The Court also addressed the issue of whether policy options need to be communicated to the final decision-maker to be exempt from disclosure. The Court held that the purpose of the exemption was to "preserve an effective and neutral public service so as to permit public servants to provide full, free and frank advice."10 The Court found it would erode the government's effectiveness and credibility if internal deliberations that revealed "false starts [and] blind alleys" had to be disclosed to the public.11 Policy-makers create these documents with the intention that they will be used in the deliberative process.12 Officials who know they may be subject to public scrutiny are less likely to be full, free and frank.13 The protection of the credibility and effectiveness of the public service was sufficient for the Court to hold that records not reaching the final decision-maker may be exempt from disclosure.


The Court focused on maintaining the privacy needed to ensure an effective public service. John Doe's implications for government are therefore clear. However, private actors will also be impacted. John Doe himself is an example: he is a tax lawyer who requested records on behalf of taxpayers concerned about the impact of retroactivity of legislation on their tax liability.

In seeking information, requestors will now need to ensure that access requests are properly framed and government institutions do not fetter their discretion when withholding records.

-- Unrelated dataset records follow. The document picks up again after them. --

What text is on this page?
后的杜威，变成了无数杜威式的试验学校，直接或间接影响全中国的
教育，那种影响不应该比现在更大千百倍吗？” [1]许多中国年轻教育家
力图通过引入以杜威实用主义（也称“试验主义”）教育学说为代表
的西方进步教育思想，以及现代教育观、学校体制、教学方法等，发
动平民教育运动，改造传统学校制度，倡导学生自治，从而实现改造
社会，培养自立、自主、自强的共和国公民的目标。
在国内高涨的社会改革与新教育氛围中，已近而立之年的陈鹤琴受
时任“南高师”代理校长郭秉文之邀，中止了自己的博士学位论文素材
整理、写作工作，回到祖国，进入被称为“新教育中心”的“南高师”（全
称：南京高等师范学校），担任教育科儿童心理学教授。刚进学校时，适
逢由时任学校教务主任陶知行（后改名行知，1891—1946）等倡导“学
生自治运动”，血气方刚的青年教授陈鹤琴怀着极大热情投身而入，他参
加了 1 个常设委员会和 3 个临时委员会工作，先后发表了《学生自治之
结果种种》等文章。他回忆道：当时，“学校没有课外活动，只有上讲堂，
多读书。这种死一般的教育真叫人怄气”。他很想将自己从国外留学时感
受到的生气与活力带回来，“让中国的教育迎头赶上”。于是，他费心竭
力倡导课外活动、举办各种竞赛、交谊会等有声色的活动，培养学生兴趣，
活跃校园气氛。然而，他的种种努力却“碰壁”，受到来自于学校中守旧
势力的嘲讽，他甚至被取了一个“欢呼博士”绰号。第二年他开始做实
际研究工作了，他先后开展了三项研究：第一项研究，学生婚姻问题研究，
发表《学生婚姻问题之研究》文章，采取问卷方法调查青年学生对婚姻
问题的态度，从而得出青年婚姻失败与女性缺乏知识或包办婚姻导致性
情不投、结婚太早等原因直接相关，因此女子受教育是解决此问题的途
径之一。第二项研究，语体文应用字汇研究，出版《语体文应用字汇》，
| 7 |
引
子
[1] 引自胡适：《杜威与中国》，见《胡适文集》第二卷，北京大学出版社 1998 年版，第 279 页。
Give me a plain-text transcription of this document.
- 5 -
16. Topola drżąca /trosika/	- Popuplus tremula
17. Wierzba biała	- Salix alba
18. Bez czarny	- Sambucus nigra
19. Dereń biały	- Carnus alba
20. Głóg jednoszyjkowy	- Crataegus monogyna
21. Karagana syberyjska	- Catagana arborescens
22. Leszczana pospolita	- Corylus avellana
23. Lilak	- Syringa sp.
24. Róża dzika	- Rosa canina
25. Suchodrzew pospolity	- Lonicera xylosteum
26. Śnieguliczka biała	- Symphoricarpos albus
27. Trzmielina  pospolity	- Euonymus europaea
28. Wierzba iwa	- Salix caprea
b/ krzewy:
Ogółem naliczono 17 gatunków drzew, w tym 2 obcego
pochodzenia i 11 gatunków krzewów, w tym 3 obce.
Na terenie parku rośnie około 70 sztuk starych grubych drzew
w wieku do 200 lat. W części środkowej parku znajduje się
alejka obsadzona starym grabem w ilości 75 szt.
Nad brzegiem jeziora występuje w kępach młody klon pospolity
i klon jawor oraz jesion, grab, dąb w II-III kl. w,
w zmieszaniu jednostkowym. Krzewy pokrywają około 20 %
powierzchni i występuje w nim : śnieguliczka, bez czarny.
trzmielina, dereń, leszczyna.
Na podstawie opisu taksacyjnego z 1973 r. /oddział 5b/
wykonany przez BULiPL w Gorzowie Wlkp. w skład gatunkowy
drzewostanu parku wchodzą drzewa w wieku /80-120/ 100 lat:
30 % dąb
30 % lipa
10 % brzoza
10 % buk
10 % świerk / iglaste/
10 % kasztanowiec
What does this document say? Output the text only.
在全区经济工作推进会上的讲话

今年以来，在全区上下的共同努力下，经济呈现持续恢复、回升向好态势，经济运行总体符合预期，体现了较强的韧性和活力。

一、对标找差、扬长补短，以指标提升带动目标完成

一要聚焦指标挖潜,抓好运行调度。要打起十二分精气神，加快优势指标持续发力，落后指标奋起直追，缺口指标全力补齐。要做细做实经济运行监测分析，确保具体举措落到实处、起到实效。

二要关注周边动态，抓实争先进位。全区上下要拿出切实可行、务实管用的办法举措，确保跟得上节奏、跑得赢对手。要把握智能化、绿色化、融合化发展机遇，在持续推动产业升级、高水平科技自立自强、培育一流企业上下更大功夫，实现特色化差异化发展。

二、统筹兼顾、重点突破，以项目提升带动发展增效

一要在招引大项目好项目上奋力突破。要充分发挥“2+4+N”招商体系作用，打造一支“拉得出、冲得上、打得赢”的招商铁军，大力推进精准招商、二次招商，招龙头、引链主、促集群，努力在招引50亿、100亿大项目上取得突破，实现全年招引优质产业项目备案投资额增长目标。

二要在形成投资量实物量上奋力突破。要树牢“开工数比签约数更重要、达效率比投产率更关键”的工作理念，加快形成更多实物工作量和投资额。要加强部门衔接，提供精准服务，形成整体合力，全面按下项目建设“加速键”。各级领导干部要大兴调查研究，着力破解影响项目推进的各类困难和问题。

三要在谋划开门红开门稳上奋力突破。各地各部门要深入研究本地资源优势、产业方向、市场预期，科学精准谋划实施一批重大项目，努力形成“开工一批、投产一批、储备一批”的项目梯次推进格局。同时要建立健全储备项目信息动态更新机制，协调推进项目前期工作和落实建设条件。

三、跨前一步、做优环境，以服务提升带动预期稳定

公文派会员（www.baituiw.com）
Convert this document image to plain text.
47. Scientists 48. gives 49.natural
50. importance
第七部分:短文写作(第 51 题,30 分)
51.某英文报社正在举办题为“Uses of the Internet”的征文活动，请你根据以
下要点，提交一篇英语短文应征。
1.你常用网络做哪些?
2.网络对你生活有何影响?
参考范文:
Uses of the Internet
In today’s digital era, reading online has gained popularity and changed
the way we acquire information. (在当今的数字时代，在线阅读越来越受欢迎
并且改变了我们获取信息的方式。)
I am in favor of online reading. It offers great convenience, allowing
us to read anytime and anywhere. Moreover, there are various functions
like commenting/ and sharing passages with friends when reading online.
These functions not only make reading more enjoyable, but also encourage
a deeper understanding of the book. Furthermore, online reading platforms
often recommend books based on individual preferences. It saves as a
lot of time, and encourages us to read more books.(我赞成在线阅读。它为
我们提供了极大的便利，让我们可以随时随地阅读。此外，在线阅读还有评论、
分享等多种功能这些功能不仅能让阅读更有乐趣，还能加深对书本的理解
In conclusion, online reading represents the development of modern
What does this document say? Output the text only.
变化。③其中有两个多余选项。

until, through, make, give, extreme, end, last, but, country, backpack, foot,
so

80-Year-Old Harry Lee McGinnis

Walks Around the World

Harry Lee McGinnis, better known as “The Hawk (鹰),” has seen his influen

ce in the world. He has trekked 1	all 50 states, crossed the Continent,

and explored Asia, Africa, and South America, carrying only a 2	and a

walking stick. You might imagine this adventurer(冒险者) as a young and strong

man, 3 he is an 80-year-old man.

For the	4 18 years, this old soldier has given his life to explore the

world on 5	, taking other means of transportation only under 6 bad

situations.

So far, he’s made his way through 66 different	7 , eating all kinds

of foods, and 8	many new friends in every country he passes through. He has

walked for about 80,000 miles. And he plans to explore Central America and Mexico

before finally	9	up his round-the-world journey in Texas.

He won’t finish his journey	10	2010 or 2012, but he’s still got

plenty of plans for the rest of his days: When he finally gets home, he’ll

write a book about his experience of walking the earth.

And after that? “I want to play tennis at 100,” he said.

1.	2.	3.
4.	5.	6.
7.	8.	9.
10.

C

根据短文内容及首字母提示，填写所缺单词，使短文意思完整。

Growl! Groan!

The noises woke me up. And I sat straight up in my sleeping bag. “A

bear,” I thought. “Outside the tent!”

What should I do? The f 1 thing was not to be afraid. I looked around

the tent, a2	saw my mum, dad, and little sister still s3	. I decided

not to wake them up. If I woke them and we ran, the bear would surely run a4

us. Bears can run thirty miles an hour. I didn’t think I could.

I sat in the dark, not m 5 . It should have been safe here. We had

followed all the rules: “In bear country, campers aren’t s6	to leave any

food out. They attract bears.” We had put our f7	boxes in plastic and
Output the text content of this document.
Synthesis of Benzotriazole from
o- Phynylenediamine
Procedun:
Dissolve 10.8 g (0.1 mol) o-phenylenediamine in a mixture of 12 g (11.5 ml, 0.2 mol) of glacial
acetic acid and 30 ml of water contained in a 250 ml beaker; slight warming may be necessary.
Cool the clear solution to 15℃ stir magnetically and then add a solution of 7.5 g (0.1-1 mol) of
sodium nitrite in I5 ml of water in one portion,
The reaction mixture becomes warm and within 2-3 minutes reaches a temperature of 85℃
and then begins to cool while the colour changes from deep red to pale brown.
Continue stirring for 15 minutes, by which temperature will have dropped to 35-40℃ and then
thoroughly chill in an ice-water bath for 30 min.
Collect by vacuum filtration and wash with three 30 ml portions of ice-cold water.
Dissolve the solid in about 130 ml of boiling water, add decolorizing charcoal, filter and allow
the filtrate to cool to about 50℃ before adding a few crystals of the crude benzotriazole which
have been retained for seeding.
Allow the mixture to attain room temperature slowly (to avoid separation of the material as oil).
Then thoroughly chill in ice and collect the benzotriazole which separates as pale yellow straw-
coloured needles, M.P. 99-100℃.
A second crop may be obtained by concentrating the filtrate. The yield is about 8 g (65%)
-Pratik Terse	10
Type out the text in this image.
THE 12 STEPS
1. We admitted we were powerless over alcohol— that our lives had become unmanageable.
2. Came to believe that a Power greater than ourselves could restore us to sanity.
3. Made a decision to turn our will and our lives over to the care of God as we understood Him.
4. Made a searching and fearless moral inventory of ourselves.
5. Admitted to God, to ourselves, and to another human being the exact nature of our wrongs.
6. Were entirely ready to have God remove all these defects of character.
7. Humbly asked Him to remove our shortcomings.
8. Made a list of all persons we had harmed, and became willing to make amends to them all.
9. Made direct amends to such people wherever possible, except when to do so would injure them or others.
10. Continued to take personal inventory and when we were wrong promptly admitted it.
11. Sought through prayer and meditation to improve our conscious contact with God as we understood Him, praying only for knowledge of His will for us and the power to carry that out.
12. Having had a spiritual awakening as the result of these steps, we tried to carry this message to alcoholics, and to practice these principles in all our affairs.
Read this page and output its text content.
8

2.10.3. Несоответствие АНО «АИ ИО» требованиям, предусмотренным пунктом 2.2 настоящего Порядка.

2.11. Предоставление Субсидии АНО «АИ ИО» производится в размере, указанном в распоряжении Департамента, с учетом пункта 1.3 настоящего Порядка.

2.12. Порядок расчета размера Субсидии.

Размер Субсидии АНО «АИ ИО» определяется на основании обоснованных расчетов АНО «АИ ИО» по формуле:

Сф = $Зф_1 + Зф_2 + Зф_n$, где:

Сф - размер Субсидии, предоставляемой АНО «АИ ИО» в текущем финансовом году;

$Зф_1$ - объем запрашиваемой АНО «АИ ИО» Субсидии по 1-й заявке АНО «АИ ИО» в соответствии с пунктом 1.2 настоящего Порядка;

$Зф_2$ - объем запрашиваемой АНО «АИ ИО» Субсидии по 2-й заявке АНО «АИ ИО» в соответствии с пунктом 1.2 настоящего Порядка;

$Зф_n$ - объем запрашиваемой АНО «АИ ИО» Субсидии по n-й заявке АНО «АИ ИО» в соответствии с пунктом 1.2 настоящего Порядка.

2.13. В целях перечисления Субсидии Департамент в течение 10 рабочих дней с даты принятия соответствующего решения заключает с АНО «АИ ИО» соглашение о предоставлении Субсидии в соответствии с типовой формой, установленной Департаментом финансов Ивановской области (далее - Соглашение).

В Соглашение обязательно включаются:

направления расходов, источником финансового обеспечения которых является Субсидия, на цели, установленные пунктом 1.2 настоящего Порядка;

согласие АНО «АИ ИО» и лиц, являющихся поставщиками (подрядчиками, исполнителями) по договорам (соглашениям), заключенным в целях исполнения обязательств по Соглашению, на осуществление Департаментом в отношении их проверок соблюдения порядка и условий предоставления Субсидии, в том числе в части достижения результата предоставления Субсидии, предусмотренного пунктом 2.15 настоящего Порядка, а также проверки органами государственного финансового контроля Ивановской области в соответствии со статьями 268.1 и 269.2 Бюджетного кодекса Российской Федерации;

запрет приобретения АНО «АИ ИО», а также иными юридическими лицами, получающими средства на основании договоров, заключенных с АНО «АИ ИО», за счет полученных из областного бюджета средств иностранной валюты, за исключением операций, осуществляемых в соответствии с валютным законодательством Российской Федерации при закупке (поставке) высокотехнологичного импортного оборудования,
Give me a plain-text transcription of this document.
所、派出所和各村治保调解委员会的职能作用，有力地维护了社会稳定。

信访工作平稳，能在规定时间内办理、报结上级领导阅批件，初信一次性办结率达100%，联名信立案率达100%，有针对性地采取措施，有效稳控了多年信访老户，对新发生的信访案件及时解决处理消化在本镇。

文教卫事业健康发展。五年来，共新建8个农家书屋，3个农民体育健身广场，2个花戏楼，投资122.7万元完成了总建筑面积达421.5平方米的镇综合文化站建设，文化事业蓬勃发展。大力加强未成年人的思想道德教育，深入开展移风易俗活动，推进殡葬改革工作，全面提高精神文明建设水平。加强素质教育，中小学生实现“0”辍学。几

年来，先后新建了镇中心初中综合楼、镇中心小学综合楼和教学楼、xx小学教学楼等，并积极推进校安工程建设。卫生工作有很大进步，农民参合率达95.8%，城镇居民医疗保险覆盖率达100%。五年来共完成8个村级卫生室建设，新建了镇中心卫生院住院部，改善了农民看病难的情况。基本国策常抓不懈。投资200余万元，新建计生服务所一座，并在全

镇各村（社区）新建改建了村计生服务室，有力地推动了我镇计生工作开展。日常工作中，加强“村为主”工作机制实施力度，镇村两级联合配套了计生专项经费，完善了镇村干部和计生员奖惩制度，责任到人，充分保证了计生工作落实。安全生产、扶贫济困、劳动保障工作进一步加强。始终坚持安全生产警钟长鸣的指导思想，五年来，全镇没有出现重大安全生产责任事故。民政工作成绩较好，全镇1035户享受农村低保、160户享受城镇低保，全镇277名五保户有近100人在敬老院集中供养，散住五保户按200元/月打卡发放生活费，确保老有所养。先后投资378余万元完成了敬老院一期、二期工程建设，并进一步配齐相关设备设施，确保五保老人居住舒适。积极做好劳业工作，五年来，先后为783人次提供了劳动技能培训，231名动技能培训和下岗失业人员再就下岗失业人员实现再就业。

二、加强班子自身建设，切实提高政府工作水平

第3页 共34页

By affirming the Ontario Court of Appeal's decision, John Doe affirmed the state of law in Ontario. The Court's broad interpretation of "advice" is not just important in Ontario, however. The Federal Access to Information Act14 also contains an exemption from disclosure for advice or recommendations.15 Four provincial information and privacy commissioners intervened in the appeal. The Court's decision may have Canada-wide impact. It will be interesting to see how broadly institution heads now apply the advice or recommendations exemption and how narrowly the commissioners and courts seek to limit such claims.

by Adam D.H. Chisholm and Jeremy Rankin, Student-at-Law

1 RSO 1990, c C.40.

2 Order PO 2872, 2010 CanLII 7691; John Doe v Ontario (Finance), 2014 SCC 36 at para 8.

Ontario (Finance) v Smith, 2011 ONSC 2030 (Div Ct).

4 Ontario (Finance) v Ontario (Information and Privacy Commissioner), 2012 ONCA 125.

5 Ontario (Finance) v Ontario (Information and Privacy Commissioner), 2012 ONCA 125 at paras 26, 27.

6 Ontario (Finance) v Ontario (Information and Privacy Commissioner), 2012 ONCA 125 at paras 26, 27.

7 John Doe v Ontario (Finance), 2014 SCC 36 at para 24.

8 John Doe v Ontario (Finance), 2014 SCC 36 at para 27.

9 John Doe v Ontario (Finance), 2014 SCC 36 at para 37.

10 John Doe v Ontario (Finance), 2014 SCC 36 at para 43.

11 John Doe v Ontario (Finance), 2014 SCC 36 at para 44.

12 John Doe v Ontario (Finance), 2014 SCC 36 at para 51.

13 John Doe v Ontario (Finance), 2014 SCC 36 at para 45.

14 RSC 1985, c A-1.

15 Ibid at para 21(1)(a).

a cautionary note

The foregoing provides only an overview and does not constitute legal advice. Readers are cautioned against making any decisions based on this material alone. Rather, specific legal advice should be obtained.